I previously thought that the key to torch.compile's optimization was it can know at compile-time which positions don't need to be calculated. I find it hard to imagine that checking the mask for each position at runtime would be efficient.

Hm... in this case, the key to good performance with sparsity is blocksparsity, which can be checked at runtime efficiently. In some sense, you can imagine that the "bulk" of FlexAttention's performance comes from a block-sparse flashattention implementation (that doesn't require torch.compile at all - we wrote it in Triton, but it could also be written in say, CUTLASS). IMO, the main insight of FlexAttention is that if you combine this block-sparse flashattention implementation with simple codegen, you can get a very flexible and performant attention implementation.

Tomorrowdawn commented 1 month ago

Excellent work beyond my imagination! I fully understand now; it seems it's time to 'talk is cheap, write some code' :D

In some sense, you can imagine that the "bulk" of FlexAttention's performance comes from a block-sparse flashattention implementation (that doesn't require torch.compile at all - we wrote it in Triton, but it could also be written in say, CUTLASS)
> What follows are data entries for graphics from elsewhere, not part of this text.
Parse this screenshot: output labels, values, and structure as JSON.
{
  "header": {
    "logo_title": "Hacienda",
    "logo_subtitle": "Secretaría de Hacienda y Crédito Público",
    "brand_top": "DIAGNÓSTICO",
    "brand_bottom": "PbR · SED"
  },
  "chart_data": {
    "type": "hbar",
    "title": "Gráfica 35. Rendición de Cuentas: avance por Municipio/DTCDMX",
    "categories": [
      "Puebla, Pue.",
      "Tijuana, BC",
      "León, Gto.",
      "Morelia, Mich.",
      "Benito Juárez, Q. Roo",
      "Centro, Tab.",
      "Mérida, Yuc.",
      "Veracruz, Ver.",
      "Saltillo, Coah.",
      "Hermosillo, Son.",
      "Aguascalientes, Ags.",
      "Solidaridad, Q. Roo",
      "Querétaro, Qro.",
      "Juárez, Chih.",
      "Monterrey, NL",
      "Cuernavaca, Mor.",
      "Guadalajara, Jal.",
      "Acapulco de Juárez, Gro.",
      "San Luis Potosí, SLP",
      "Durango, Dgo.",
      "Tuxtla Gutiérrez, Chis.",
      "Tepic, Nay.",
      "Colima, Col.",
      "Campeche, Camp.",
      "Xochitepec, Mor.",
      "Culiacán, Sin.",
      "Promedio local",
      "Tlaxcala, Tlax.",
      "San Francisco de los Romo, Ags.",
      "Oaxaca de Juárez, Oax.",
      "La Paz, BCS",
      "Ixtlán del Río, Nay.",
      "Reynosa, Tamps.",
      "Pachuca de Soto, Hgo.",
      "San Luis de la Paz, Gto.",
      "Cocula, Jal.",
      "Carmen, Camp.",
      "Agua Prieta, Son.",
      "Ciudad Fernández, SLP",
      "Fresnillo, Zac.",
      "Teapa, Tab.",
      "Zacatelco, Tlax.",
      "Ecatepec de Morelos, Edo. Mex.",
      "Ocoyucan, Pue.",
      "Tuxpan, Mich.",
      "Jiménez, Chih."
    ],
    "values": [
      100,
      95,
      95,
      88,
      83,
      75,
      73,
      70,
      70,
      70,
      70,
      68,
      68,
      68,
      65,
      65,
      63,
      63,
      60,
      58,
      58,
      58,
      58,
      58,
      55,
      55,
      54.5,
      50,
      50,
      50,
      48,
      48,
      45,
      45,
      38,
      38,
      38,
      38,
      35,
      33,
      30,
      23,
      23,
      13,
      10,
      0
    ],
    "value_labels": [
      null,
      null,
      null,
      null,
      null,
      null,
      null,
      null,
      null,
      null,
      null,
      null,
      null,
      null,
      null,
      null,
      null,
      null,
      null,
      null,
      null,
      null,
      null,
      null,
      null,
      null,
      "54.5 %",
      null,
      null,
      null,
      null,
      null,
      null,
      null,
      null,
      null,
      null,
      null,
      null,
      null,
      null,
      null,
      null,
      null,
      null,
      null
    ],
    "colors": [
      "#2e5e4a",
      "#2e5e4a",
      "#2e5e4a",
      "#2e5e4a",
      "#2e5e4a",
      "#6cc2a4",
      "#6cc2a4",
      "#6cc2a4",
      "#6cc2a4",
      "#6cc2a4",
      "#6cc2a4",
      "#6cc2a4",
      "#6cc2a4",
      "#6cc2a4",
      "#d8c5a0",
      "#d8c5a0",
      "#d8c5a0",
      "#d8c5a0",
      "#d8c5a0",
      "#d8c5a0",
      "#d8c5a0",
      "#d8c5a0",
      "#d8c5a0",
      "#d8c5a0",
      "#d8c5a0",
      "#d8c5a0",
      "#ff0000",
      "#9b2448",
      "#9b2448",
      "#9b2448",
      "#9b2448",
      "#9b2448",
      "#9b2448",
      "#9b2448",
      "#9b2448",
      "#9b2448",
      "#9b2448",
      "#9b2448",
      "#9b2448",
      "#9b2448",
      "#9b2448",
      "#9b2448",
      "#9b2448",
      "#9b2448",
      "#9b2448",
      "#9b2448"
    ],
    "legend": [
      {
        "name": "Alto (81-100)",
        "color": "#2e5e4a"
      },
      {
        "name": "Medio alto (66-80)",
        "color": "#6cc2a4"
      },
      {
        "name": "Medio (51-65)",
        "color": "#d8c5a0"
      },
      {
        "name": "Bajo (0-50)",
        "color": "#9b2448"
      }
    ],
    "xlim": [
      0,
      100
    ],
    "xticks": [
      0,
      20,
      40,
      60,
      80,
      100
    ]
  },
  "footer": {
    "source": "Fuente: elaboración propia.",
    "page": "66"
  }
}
Looking forward to your next blog post! Perhaps you could describe the implementation of FlexAttention a bit there, as it seems like magic from just the existing blog. Attention is a somewhat low-level tool, and for its users, using black-box implementations often leads to excessive worry (just like I did before XD)

I'm very interested in rewriting vllm backend using FlexAttention, but since vllm involves speculative decoding and paged memory, creating a completely transparent backend might not be that easy to accomplish.